L’importanza strategica del recupero dei centri storici Italiani
1Centro Storico. Piccolo ma buono, ristretto ben curato e soprattutto vivo. Spesso ci chiediamo che ruolo ha la politica e come le scelte di questa incidano positivamente o negativamente sulla società. Credo che l’intera vicenda del Centro Storico di Scordia (esteso a dismisura nel PrG e ora riportato nella sua versione originaria) ne sia la degna spiegazione. Il pubblico non ha risorse da spendere per fare piccole o grandi opere. Buona parte dei Comuni Italiani sono in grande difficoltà finanziaria e non hanno risorse nemmeno per tappare le buche. Per fare cose positive per la propria comunità a volte non necessariamente occorrono fonti di finanziamento. Ci sono delle cose semplici, delle scelte a costo zero per il pubblico che possono dare risposte concrete all’economia di una comunità. La variante al PRG approvata dal consiglio comunale pone correzione a quell’obbrobrio di centro storico che di storico aveva la sola bruttezza, la fatiscenza e l’abbandono. Del resto molti storici dell’arte sono dell’opinione che non tutto ciò che risale all’antico di inizio secolo, ha un interesse storico culturale e come tale meritevole di tutela vincolistica. Ampliando a dismisura la zona A, più che valorizzare e tutelare il centro storico di una città, si condannerebbe alla morte parte rilevante del centro urbano. Credo che tutte le persone di buon senso convenissero sul fatto che occorreva rimediare alla ri-perimetrazione operata con il PRG nel 2008 quando, di fatto, fu più che raddoppiato l’originario centro storico previsto dal vecchio PdF. Rinviare la variante, a dopo le elezioni avrebbe significato nella migliore delle ipotesi, scelte adottate dopo l’estate. L’approvazione della variante potrebbe consentire di rimettere in moto il motore dell’edilizia, naturalmente fatte buone le altre condizioni economiche generali del paese.
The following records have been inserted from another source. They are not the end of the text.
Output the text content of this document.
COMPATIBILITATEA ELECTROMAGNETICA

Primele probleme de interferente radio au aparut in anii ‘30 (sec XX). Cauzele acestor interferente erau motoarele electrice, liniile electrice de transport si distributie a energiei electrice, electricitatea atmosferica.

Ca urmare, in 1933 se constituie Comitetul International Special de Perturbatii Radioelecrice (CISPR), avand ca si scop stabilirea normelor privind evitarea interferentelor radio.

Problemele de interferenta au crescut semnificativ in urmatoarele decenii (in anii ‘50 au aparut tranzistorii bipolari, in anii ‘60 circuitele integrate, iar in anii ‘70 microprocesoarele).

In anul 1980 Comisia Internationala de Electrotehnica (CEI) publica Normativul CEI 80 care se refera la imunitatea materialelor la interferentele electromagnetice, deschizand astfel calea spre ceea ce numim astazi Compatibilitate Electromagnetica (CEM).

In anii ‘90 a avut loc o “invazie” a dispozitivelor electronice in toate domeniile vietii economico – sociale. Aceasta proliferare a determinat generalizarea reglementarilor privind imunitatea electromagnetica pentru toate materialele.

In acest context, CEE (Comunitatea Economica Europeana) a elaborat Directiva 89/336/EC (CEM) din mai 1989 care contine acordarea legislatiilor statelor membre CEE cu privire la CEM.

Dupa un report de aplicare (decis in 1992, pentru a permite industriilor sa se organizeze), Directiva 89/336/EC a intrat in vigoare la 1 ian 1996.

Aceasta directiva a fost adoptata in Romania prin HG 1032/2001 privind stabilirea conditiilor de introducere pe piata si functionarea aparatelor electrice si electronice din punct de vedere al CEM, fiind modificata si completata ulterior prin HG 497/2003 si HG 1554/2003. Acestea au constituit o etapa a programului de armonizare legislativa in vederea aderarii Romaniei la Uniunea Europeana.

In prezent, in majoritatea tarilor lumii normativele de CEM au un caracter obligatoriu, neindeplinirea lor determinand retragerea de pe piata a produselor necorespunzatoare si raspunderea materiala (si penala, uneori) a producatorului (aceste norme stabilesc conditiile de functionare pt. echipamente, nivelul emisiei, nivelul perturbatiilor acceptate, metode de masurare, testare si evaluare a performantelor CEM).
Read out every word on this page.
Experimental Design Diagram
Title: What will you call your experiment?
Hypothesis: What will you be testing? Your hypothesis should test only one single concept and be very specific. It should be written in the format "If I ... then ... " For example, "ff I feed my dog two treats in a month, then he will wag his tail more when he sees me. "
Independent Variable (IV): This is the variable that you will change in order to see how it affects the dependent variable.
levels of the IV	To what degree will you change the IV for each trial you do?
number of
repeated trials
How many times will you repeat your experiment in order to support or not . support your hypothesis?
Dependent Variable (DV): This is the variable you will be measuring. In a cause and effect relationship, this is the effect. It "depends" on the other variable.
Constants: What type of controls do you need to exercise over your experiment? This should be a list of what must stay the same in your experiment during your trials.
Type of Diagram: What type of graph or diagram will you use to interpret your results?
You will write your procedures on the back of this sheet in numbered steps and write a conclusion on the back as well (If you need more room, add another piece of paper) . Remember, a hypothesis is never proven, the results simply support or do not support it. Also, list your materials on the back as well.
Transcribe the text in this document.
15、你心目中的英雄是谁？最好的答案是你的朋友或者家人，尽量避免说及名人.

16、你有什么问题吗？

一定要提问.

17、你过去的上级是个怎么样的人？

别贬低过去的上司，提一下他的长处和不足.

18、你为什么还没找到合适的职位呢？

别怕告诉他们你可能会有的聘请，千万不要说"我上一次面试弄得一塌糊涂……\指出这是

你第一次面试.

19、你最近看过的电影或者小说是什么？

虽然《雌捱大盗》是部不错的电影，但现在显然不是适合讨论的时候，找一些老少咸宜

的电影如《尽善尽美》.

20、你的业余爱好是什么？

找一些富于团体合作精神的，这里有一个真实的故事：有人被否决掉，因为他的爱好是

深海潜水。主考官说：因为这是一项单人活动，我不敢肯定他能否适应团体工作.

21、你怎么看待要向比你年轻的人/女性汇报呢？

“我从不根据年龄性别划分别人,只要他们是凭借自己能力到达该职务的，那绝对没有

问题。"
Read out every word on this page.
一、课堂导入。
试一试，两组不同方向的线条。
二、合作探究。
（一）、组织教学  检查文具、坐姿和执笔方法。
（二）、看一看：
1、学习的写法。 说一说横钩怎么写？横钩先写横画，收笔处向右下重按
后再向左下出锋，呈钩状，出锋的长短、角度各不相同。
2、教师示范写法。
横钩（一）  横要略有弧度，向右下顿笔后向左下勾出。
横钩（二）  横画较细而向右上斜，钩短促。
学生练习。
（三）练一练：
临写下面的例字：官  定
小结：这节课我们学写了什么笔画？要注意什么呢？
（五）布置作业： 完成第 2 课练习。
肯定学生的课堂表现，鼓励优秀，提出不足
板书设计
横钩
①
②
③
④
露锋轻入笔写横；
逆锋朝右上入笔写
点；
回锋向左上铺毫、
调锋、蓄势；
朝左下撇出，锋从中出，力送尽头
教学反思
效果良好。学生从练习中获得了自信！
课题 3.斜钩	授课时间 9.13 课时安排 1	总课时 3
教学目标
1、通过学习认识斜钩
La problematica “Centro Storico” così come delineata non appartiene solo alla nostra città. Per questo credo debba essere fatta una riflessione più generale sul concetto di “centro storico”, in quello che in molte realtà Italiane sta diventando semiperiferia dell’abitato. Si tratta delle conseguenze negative che hanno molti Comuni medi Italiani che vedono assistere alla chiusura di parte rilevante dei loro centri storici, con l’emorragia progressiva di abitanti associata alla chiusura di negozi, botteghe, esercizi commerciali. In una parola stanno venendo meno condizioni di vivibilità minime. Proprio per questo, il problema del recupero dei centri storici Italiani è uno dei grandi temi che meriterebbe di essere messo nell’agenda della politica Italiana. La politica a tutti i livelli di governo, centrale intermedio e periferico ha un ruolo nel fare in modo che si riaprano i centri delle città. Dopo un ventennio di colate di cemento che hanno fatto crescere a dismisura le periferie, occorre quantomeno un’inversione di tendenza. Almeno due le motivazioni che supportano quanto sopra rappresentato.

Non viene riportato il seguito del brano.